LY: EECs express different receptors that may sense microbial information. For example, a microbially derived short chain fatty acid regulates EECs via free fatty acid receptor 2 (FFAR2). Tryptophan metabolites generated by gut bacteria may also affect EECs through aryl hydrocarbon receptor (AhR), pregnane X receptor (PxR) or transient receptor potential ankyrin 1 (Trpa1). In addition, EECs are also known to interact with microbially modified bile acids through G-protein-coupled bile acid receptor 1 (GPBAR1). We are currently using genetic and pharmaceutical approaches to manipulate different EEC receptor signalling to examine whether and how EEC encoded microbial sensing receptors are required to promote EEC mitochondrial function. We are also using gnotobiotic approaches to screen different commensal bacterial strains to examine the microbial specificity in promoting EEC mitochondria function.

Why did you choose to submit this paper to Development?

LY: Development is a highly respected journal and was our first choice because of the nature of our data. As our data were consistently pointing us in a developmental direction, we concluded it would add the most value to the developmental biology literature and help shed light on an area that we only have scratched the surface of.

Alfahdah, what is next for you after this paper?

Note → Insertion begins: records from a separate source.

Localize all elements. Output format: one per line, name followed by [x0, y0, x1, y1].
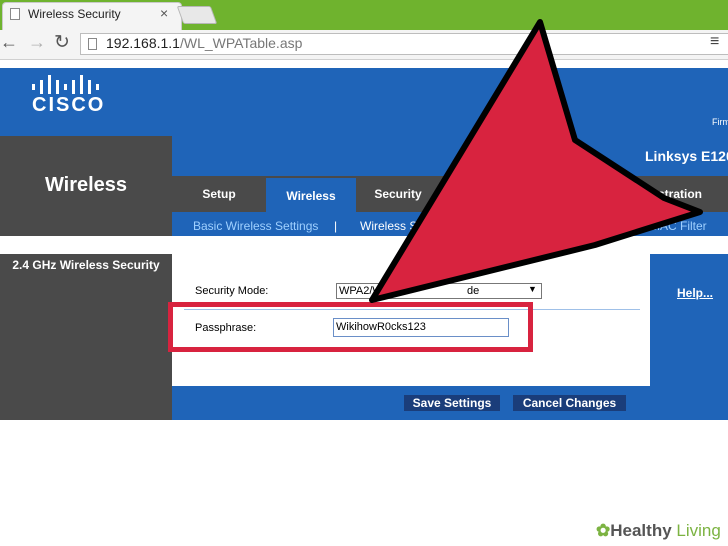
- watermark-text-b: Living: [676, 521, 721, 540]
- side-title: 2.4 GHz Wireless Security: [12, 258, 160, 272]
- subnav-basic-wireless[interactable]: Basic Wireless Settings: [193, 219, 318, 233]
- help-panel: [650, 254, 728, 420]
- watermark: ✿Healthy Living: [596, 521, 721, 541]
- back-arrow-icon[interactable]: ←: [0, 32, 18, 53]
- document-icon: [88, 38, 97, 50]
- security-mode-fragment: de: [467, 285, 480, 297]
- security-mode-label: Security Mode:: [195, 285, 269, 297]
- leaf-icon: ✿: [596, 521, 611, 540]
- watermark-text-a: Healthy: [610, 521, 672, 540]
- security-mode-select[interactable]: WPA2/WF de: [336, 283, 542, 299]
- side-panel: [0, 254, 172, 420]
- subnav-separator: |: [334, 219, 338, 233]
- page-icon: [10, 8, 20, 20]
- tab-setup[interactable]: Setup: [172, 176, 266, 212]
- save-button[interactable]: Save Settings: [404, 395, 500, 411]
- forward-arrow-icon[interactable]: →: [28, 32, 46, 53]
- subnav-mac-filter[interactable]: MAC Filter: [650, 219, 707, 233]
- brand-name: CISCO: [32, 94, 106, 116]
- tab-title: Wireless Security: [28, 7, 121, 21]
- firmware-label: Firm: [712, 117, 728, 127]
- tab-security[interactable]: Security: [356, 176, 440, 212]
- model-name: Linksys E120: [645, 148, 728, 164]
- subnav-wireless-security[interactable]: Wireless Se: [360, 219, 424, 233]
- tab-administration[interactable]: stration: [640, 176, 720, 212]
- security-mode-value: WPA2/WF: [339, 285, 390, 297]
- reload-icon[interactable]: ↻: [54, 31, 70, 54]
- highlight-box: [168, 302, 533, 352]
- section-title: Wireless: [44, 174, 128, 196]
- dropdown-arrow-icon[interactable]: ▼: [528, 284, 537, 294]
- url-text[interactable]: 192.168.1.1/WL_WPATable.asp: [106, 35, 302, 51]
- cancel-button[interactable]: Cancel Changes: [513, 395, 626, 411]
- url-host: 192.168.1.1: [106, 35, 180, 51]
- help-link[interactable]: Help...: [677, 286, 713, 300]
- menu-icon[interactable]: ≡: [710, 33, 719, 51]
- tab-wireless[interactable]: Wireless: [266, 178, 356, 212]
- close-icon[interactable]: ×: [160, 5, 168, 21]
- url-path: /WL_WPATable.asp: [179, 35, 303, 51]
- new-tab-button[interactable]: [176, 6, 218, 24]
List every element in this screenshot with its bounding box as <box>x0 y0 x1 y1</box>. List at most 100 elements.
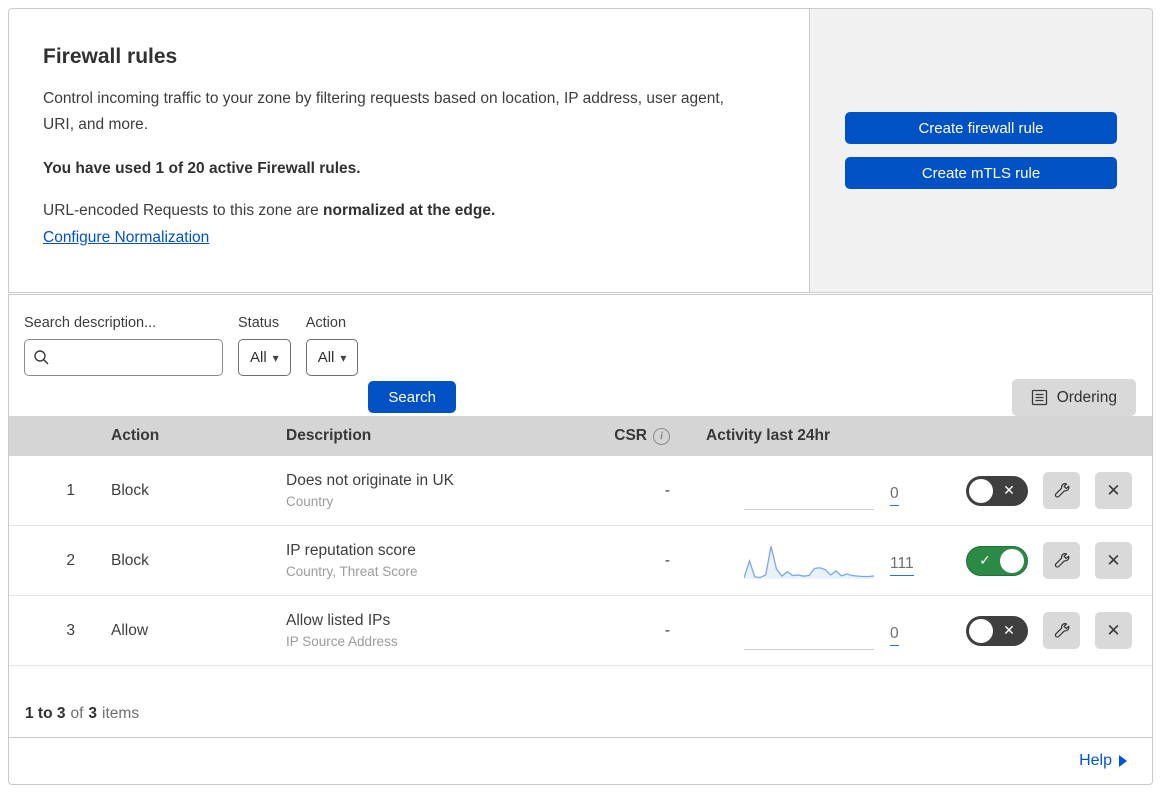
toggle-state-icon: ✕ <box>993 482 1025 499</box>
toggle-knob <box>969 479 993 503</box>
rule-description-cell: IP reputation score Country, Threat Scor… <box>255 542 580 579</box>
table-row: 2 Block IP reputation score Country, Thr… <box>9 526 1152 596</box>
column-header-csr: CSR i <box>580 427 670 445</box>
search-field-label: Search description... <box>24 315 223 331</box>
activity-count-cell: 111 <box>880 549 938 573</box>
ordering-button[interactable]: Ordering <box>1012 379 1136 416</box>
search-button[interactable]: Search <box>368 381 456 413</box>
ordering-button-label: Ordering <box>1057 389 1117 407</box>
normalization-text: URL-encoded Requests to this zone are <box>43 202 323 219</box>
status-dropdown[interactable]: All ▾ <box>238 339 291 376</box>
column-header-action: Action <box>75 427 255 445</box>
rule-fields: IP Source Address <box>286 634 580 649</box>
rule-description: Allow listed IPs <box>286 612 580 630</box>
normalization-bold: normalized at the edge. <box>323 202 495 219</box>
rule-enabled-toggle[interactable]: ✕ <box>966 476 1028 506</box>
column-header-activity: Activity last 24hr <box>670 427 938 445</box>
activity-count-link[interactable]: 0 <box>890 625 899 646</box>
close-icon: ✕ <box>1106 481 1120 501</box>
rule-fields: Country, Threat Score <box>286 564 580 579</box>
configure-normalization-link[interactable]: Configure Normalization <box>43 229 209 247</box>
search-box <box>24 339 223 376</box>
csr-header-label: CSR <box>614 427 647 445</box>
edit-rule-button[interactable] <box>1043 542 1080 579</box>
rule-priority: 1 <box>9 482 75 500</box>
activity-sparkline-cell <box>670 612 880 650</box>
activity-sparkline <box>744 542 874 580</box>
delete-rule-button[interactable]: ✕ <box>1095 542 1132 579</box>
column-header-description: Description <box>255 427 580 445</box>
rule-action: Block <box>75 482 255 500</box>
activity-count-cell: 0 <box>880 479 938 503</box>
pagination-of: of <box>70 705 83 723</box>
help-link[interactable]: Help <box>1079 752 1112 770</box>
search-icon <box>33 349 50 366</box>
activity-sparkline <box>744 472 874 510</box>
page-description: Control incoming traffic to your zone by… <box>43 86 755 138</box>
normalization-notice: URL-encoded Requests to this zone are no… <box>43 202 769 220</box>
search-field-group: Search description... <box>24 315 223 376</box>
wrench-icon <box>1053 622 1070 639</box>
action-dropdown-value: All <box>318 349 335 366</box>
action-dropdown[interactable]: All ▾ <box>306 339 359 376</box>
pagination-summary: 1 to 3 of 3 items <box>9 666 1152 738</box>
rule-fields: Country <box>286 494 580 509</box>
toggle-state-icon: ✓ <box>970 552 1000 569</box>
table-row: 1 Block Does not originate in UK Country… <box>9 456 1152 526</box>
usage-notice: You have used 1 of 20 active Firewall ru… <box>43 160 769 178</box>
rule-priority: 2 <box>9 552 75 570</box>
rule-priority: 3 <box>9 622 75 640</box>
rule-description-cell: Allow listed IPs IP Source Address <box>255 612 580 649</box>
info-icon[interactable]: i <box>653 428 670 445</box>
rule-description: IP reputation score <box>286 542 580 560</box>
rule-csr: - <box>580 622 670 640</box>
wrench-icon <box>1053 482 1070 499</box>
top-section: Firewall rules Control incoming traffic … <box>8 8 1153 293</box>
status-dropdown-value: All <box>250 349 267 366</box>
ordering-list-icon <box>1031 389 1048 406</box>
delete-rule-button[interactable]: ✕ <box>1095 612 1132 649</box>
activity-sparkline-cell <box>670 472 880 510</box>
page-title: Firewall rules <box>43 45 769 69</box>
toggle-state-icon: ✕ <box>993 622 1025 639</box>
rule-enabled-toggle[interactable]: ✓ <box>966 546 1028 576</box>
rules-list-card: Search description... Status All ▾ Actio… <box>8 294 1153 785</box>
help-bar: Help <box>9 738 1152 784</box>
delete-rule-button[interactable]: ✕ <box>1095 472 1132 509</box>
wrench-icon <box>1053 552 1070 569</box>
rule-csr: - <box>580 552 670 570</box>
close-icon: ✕ <box>1106 551 1120 571</box>
arrow-right-icon <box>1119 755 1127 767</box>
status-filter-group: Status All ▾ <box>238 315 291 376</box>
search-input[interactable] <box>56 349 214 366</box>
activity-count-cell: 0 <box>880 619 938 643</box>
activity-count-link[interactable]: 0 <box>890 485 899 506</box>
rule-csr: - <box>580 482 670 500</box>
toggle-knob <box>969 619 993 643</box>
chevron-down-icon: ▾ <box>273 352 279 364</box>
pagination-total: 3 <box>88 705 97 723</box>
action-filter-group: Action All ▾ <box>306 315 359 376</box>
create-firewall-rule-button[interactable]: Create firewall rule <box>845 112 1117 144</box>
chevron-down-icon: ▾ <box>340 352 346 364</box>
table-header: Action Description CSR i Activity last 2… <box>9 416 1152 456</box>
pagination-range: 1 to 3 <box>25 705 65 723</box>
edit-rule-button[interactable] <box>1043 612 1080 649</box>
rule-action: Block <box>75 552 255 570</box>
table-row: 3 Allow Allow listed IPs IP Source Addre… <box>9 596 1152 666</box>
filter-bar: Search description... Status All ▾ Actio… <box>9 295 1152 416</box>
edit-rule-button[interactable] <box>1043 472 1080 509</box>
activity-sparkline <box>744 612 874 650</box>
activity-count-link[interactable]: 111 <box>890 555 914 576</box>
rule-description: Does not originate in UK <box>286 472 580 490</box>
intro-card: Firewall rules Control incoming traffic … <box>8 8 810 293</box>
pagination-items: items <box>102 705 139 723</box>
rule-controls: ✓ ✕ <box>938 542 1152 579</box>
rule-controls: ✕ ✕ <box>938 612 1152 649</box>
create-rules-panel: Create firewall rule Create mTLS rule <box>810 8 1153 293</box>
close-icon: ✕ <box>1106 621 1120 641</box>
create-mtls-rule-button[interactable]: Create mTLS rule <box>845 157 1117 189</box>
toggle-knob <box>1000 549 1024 573</box>
rule-enabled-toggle[interactable]: ✕ <box>966 616 1028 646</box>
firewall-rules-page: Firewall rules Control incoming traffic … <box>0 0 1161 793</box>
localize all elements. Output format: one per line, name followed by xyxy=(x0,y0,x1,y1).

AA: I am excited for what our lab has to come! We are working on publishing new data and establishing our lab here at Ohio State University. Eventually, I plan on conducting translational research to apply our findings in clinical settings.

Lihua, where will this story take your lab next?

LY: We are interested in continuing to understand the microbial and molecular mechanisms by which gut microbiota regulate the development and mitochondrial function of EECs. It is well known that mitochondria are the key organelle that provides energy, and mitochondrial metabolism affects the cellular differentiation process. However, little is known about the function and regulation mechanisms of mitochondria in EECs. We are currently collaborating with Dr Lufang Zhou and Dr Katie Drerup to develop new optogenetic tools to manipulate EEC mitochondrial function in zebrafish. We hope to use these new tools to understand how EEC mitochondrial function affects gut-brain nutrient-sensing capacity, feeding behaviour and metabolism.

Finally, let's move outside the lab – what do you like to do in your spare time?

AA: Outside the lab, I enjoy connecting with my family and friends, despite being in different time zones! I also like traveling, painting and volunteering as much as I can.

LY: Outside the lab, I enjoy time with my family and friends, and attending church worship. I love nature and animals. Hiking, going to the zoo and reading books are my favourite activities.